3.1 verklaart het beroep ongegrond;
3.2 wijst het verzoek om een voorlopige voorziening af;
Deze uitspraak is gedaan door mr. M.A.C. Hofman, voorzieningenrechter en uitgesproken in het openbaar op 23 maart 2004, in tegenwoordigheid van mr. V.E.A. de Hommel als griffier.
Afschrift verzonden op: 24 maart 2004
RECHTSMIDDEL
Partijen kunnen tegen deze uitspraak, voor zover deze de hoofdzaak betreft, hoger beroep instellen bij de Raad van State, Afdeling bestuursrechtspraak, Hoger beroep vreemdelingenzaken, postbus 16113, 2500 BC ’s-Gravenhage.
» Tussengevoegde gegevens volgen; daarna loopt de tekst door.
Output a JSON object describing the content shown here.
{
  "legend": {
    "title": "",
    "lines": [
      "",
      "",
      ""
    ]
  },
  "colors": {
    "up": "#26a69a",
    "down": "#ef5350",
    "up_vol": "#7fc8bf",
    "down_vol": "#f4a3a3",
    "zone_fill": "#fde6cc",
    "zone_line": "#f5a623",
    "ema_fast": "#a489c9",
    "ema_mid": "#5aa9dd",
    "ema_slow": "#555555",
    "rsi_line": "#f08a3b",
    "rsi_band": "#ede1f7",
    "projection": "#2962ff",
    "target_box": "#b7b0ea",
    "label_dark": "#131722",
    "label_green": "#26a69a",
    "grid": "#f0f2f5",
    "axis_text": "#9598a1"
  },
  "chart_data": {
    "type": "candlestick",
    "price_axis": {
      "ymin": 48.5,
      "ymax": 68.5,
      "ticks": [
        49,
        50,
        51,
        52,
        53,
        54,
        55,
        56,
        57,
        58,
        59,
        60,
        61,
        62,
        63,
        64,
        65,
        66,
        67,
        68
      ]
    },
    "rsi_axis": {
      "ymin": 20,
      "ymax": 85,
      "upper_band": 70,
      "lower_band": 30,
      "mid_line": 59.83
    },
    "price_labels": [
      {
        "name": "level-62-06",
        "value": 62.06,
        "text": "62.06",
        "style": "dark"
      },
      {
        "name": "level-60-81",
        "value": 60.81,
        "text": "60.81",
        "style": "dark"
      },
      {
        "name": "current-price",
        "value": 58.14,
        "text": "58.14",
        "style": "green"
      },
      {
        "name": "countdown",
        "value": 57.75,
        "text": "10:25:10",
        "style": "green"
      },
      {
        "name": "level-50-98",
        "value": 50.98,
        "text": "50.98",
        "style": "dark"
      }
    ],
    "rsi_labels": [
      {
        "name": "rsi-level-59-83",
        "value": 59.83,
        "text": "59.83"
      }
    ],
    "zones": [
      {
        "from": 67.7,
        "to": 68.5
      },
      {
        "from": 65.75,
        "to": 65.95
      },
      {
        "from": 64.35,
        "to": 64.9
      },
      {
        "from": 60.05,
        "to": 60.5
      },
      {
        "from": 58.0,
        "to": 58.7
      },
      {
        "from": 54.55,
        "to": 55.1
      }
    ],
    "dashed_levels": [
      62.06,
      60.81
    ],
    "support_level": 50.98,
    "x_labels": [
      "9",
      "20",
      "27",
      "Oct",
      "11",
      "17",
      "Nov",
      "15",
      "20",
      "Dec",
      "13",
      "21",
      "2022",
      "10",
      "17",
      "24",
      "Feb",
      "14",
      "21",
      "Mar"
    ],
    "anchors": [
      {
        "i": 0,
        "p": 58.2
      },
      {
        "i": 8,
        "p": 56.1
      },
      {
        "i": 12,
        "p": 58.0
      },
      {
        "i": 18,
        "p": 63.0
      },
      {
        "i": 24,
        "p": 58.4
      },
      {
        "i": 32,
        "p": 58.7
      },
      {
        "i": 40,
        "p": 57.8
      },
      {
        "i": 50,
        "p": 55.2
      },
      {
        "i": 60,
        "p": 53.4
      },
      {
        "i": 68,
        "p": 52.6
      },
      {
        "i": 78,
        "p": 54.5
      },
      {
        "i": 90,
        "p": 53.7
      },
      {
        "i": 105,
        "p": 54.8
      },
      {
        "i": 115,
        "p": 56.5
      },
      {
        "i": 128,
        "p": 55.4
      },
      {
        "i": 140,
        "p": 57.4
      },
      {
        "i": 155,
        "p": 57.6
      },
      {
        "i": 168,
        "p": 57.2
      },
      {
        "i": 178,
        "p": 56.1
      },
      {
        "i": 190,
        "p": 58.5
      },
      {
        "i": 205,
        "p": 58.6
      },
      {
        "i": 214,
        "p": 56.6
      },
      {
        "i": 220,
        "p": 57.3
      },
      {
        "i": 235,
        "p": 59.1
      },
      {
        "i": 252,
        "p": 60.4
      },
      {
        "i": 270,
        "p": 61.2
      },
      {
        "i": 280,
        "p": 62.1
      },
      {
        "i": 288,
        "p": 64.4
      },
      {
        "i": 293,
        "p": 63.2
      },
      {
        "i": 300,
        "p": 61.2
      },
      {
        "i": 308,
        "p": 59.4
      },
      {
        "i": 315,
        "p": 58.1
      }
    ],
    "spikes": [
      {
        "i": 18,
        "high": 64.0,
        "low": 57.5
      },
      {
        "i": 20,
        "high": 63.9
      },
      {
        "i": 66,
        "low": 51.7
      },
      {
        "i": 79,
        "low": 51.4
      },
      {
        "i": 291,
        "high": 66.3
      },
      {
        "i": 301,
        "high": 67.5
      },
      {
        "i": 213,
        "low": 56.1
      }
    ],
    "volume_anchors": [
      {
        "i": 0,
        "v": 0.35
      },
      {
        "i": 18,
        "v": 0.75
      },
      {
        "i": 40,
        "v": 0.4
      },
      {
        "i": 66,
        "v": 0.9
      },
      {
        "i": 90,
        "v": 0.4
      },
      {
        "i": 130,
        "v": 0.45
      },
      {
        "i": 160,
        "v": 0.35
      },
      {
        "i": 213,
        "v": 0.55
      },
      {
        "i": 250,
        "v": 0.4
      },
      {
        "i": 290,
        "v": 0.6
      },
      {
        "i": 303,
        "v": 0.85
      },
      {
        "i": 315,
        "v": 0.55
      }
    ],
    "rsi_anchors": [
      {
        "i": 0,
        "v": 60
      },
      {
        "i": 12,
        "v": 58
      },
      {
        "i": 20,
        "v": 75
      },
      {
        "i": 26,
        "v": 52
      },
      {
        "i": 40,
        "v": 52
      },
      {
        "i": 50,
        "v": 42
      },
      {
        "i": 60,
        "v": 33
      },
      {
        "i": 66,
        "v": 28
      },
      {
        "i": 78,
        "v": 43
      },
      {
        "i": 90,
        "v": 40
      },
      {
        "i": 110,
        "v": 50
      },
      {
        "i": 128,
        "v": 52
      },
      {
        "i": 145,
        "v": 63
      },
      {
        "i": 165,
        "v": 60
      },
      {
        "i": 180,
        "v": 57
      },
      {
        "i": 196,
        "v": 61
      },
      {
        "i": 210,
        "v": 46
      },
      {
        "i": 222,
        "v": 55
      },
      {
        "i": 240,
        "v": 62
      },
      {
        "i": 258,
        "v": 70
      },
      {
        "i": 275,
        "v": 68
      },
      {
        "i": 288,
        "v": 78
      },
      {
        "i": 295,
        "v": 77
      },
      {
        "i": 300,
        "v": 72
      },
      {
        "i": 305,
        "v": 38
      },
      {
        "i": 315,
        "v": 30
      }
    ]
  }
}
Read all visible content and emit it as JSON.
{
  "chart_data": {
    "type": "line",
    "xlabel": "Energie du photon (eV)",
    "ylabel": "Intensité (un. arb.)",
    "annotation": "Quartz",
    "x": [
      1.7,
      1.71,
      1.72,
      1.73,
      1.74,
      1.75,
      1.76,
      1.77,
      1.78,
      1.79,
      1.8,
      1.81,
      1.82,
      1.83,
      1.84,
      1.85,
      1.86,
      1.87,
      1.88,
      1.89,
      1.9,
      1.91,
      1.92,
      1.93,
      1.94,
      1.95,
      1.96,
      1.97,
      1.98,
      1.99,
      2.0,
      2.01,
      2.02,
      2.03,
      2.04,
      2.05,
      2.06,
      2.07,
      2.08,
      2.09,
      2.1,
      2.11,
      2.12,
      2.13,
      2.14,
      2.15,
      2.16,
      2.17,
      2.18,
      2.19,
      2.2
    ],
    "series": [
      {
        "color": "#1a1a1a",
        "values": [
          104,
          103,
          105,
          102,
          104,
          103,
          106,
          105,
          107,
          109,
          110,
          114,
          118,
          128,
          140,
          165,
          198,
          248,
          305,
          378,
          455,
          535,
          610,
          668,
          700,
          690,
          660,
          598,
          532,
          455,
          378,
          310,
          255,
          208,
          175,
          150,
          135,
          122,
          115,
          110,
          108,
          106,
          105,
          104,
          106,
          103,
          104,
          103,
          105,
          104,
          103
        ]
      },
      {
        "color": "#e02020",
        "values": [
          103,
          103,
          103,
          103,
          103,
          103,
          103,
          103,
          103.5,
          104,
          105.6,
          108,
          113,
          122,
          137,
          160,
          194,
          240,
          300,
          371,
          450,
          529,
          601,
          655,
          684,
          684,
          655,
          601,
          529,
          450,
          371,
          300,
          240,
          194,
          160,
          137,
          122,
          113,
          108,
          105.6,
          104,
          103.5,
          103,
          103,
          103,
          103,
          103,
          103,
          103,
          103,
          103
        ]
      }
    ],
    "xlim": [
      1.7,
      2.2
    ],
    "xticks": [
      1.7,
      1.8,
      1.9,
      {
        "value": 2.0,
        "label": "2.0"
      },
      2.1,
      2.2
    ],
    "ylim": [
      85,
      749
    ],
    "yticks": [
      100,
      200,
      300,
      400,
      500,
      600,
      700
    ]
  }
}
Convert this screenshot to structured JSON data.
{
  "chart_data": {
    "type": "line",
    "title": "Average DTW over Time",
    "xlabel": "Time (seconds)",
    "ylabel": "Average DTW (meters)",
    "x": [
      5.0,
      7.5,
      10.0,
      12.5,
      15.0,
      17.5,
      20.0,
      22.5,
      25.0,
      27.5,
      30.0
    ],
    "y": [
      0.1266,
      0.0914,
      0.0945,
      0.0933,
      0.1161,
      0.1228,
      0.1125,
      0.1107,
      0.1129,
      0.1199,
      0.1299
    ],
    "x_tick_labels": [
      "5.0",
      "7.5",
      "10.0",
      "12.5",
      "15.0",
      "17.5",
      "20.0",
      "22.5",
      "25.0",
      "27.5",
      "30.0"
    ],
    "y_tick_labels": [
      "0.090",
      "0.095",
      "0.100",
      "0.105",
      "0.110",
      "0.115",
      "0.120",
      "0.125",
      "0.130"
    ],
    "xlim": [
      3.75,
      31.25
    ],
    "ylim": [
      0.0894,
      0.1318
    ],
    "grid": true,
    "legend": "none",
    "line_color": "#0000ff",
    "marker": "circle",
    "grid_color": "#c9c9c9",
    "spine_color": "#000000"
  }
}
Het hoger beroep moet worden ingesteld door het indienen van een beroepschrift, dat een of meer grieven bevat, binnen een week na verzending van de uitspraak door de griffier. Bij het beroepschrift moet worden gevoegd een afschrift van deze uitspraak. Van deze uitspraak staat, voor zover deze de voorlopige voorziening betreft, geen hoger beroep open.